Mis à jour : avr. 16


Chaque année, au mois d’août, le village de Taungbyon voit sa population exploser. Ce village de 400 habitants reçoit plus de 100 000 Birmans venus adresser leurs prières aux nat, des esprits qui exaucent les vœux. Beaucoup auront voyagé des heures entières avant d’arriver sur le lieu de festival particulièrement couru. Il faut dire que Taungbyon honore deux nat tenant une place importante dans le culte. ARTE propose un documentaire sur le sujet à travers les yeux d'Anne-Sylvie Malbrancke qui fait le tour du monde pour étudier les croyances et les rituels.


"Le culte des nats en Birmanie", série documentaire Rituels du monde, 2019, 27 minutes, n'est plus disponible en replay. Vous pouvez découvrir un autre reportage ARTE sur ce sujet, en cliquant ici.



LES "TRENTE-SEPT SEIGNEURS"


Les nat sont au nombre de trente-sept, tous rattachés à une ville ou un village. Ce sont des êtres humains érigés au rang d’esprit, le plus souvent des membres de familles royales morts de façon violente qui composent ce panthéon.

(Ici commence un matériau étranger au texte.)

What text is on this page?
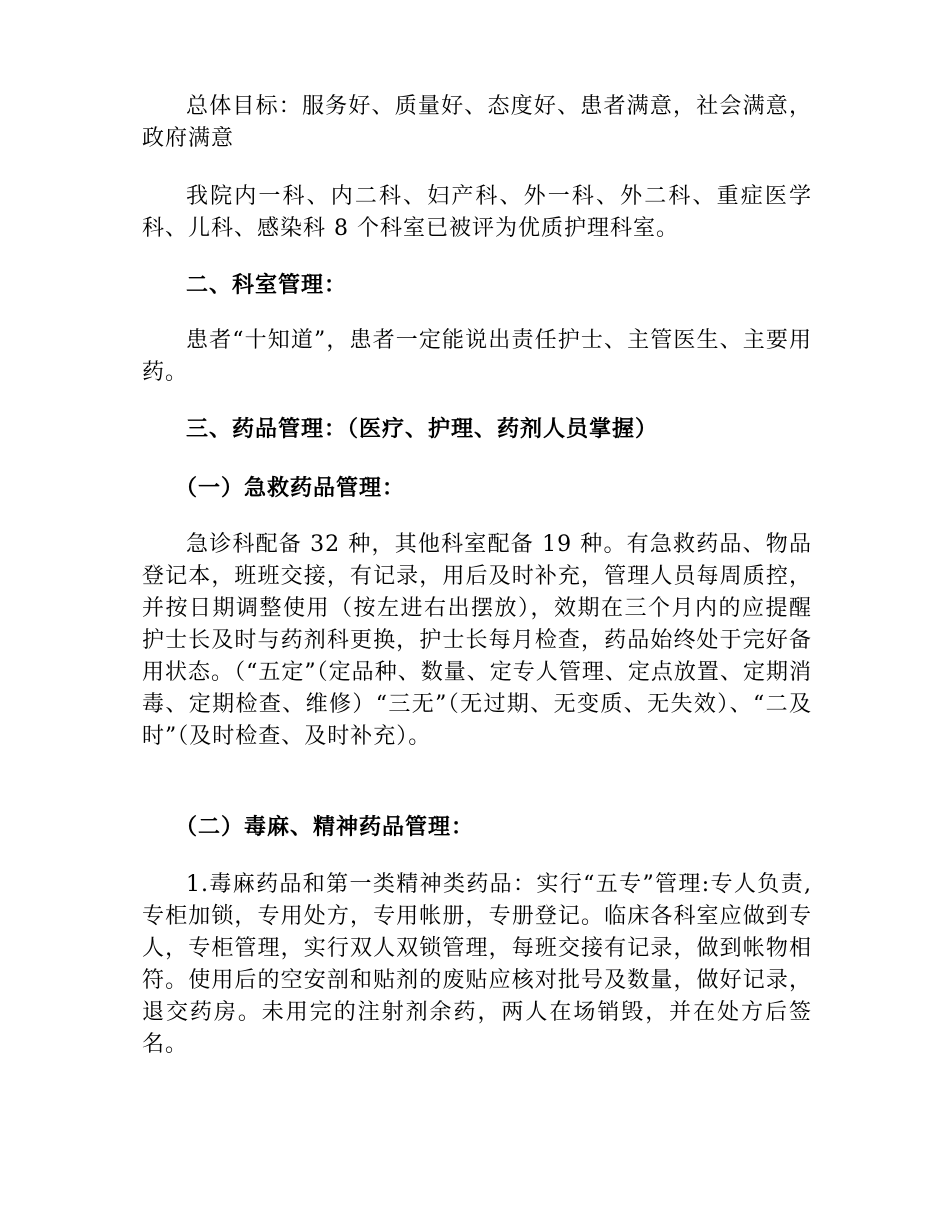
总体目标：服务好、质量好、态度好、患者满意，社会满意，政府满意

我院内一科、内二科、妇产科、外一科、外二科、重症医学科、儿科、感染科 8 个科室已被评为优质护理科室。

二、科室管理：

患者“十知道”，患者一定能说出责任护士、主管医生、主要用药。

三、药品管理：（医疗、护理、药剂人员掌握）

（一）急救药品管理：

急诊科配备 32 种，其他科室配备 19 种。有急救药品、物品登记本，班班交接，有记录，用后及时补充，管理人员每周质控，并按日期调整使用（按左进右出摆放），效期在三个月内的应提醒护士长及时与药剂科更换，护士长每月检查，药品始终处于完好备用状态。（“五定”（定品种、数量、定专人管理、定点放置、定期消毒、定期检查、维修）“三无”（无过期、无变质、无失效）、“二及时”（及时检查、及时补充）。

（二）毒麻、精神药品管理：

1.毒麻药品和第一类精神类药品：实行“五专”管理:专人负责,专柜加锁，专用处方，专用帐册，专册登记。临床各科室应做到专人，专柜管理，实行双人双锁管理，每班交接有记录，做到帐物相符。使用后的空安剖和贴剂的废贴应核对批号及数量，做好记录，退交药房。未用完的注射剂余药，两人在场销毁，并在处方后签名。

Les pèlerins paient des médiums, des nat kadaw (littéralement "épouse de nat") pour danser, car c’est ainsi qu’ils entrent en communication avec les nat.


"La vocation à la médiumnité est élective. Elle naît de l’intervention d’un esprit qui intervient dans la vie d’une personne en jetant son dévolu sur elle pour qu’elle devienne sa « monture ». L’idée est que l’esprit séduit la personne, l’attire dans ses filets, pour enclencher une relation qui est ensuite normalisée par un rituel de mariage." explique Bénédicte Brac de la Perrière dans sa recherche "Expériences des mondes spirituels et savoirs en Birmanie: la place de l'ethnographe", disponible en ligne ici.

Parmi les nat kadaw, il y a quelques femmes mais la grande majorité sont des hommes, travestis ou homosexuels. Dans un pays où l’homosexualité demeure illégale, ils peuvent ainsi vivre librement leur différence le temps du rituel.


Lors du festival, les fidèles font des offrandes aux nat et donnent de l'argent aux médiums afin qu'il dansent pour entrer en transe. L’esprit vient alors s’incarner dans le corps du médium mais il peut aussi se saisir du corps des pèlerins. Bénédicte Brac de la Perrière décrit ce phénomène comme "la possession dans sa forme positive, c’est-à-dire associant l’adorcisme à l’incarnation.".



UN ÉPISODE DE LA SÉRIE DOCUMENTAIRE "RITUELS DU MONDE" PROPOSÉE PAR ARTE

Docteure en anthropologie sociale et ethnologie, Anne-Sylvie Malbrancke accompagne Daw Kyar Ma, une commerçante de Rangoon, qui espère que les nat guériront son mari, malade du pancréas, et leur offriront une vie meilleure.

Cette bouddhiste vénère aussi ces esprits protecteurs et participe tous les ans au pèlerinage de Taungbyon, économisant pour cela toute l’année. Les nat sont révérés depuis l’antiquité en Birmanie, bien avant l’arrivée du bouddhisme. Ce syncrétisme est très répandu dans l’ethnie majoritaire en Birmanie, les Birmans. On le retrouve plus largement dans d’autres pays d’Asie du Sud-Est où il est fréquent que bouddhisme et animisme cohabitent.

Il semblerait que cela soit quelque peu remis en question par certains moines bouddhistes (pour en savoir plus, « Monks in Myanmar have a new target » paru en novembre 2019 dans The Economist).


Pour une première approche de ces "passeurs de vœux", le reportage d’Anne-Sylvie Malbrancke est idéal. La réalisation réussit à plonger le spectateur dans une ambiance birmane authentique et les commentaires sont très pédagogiques.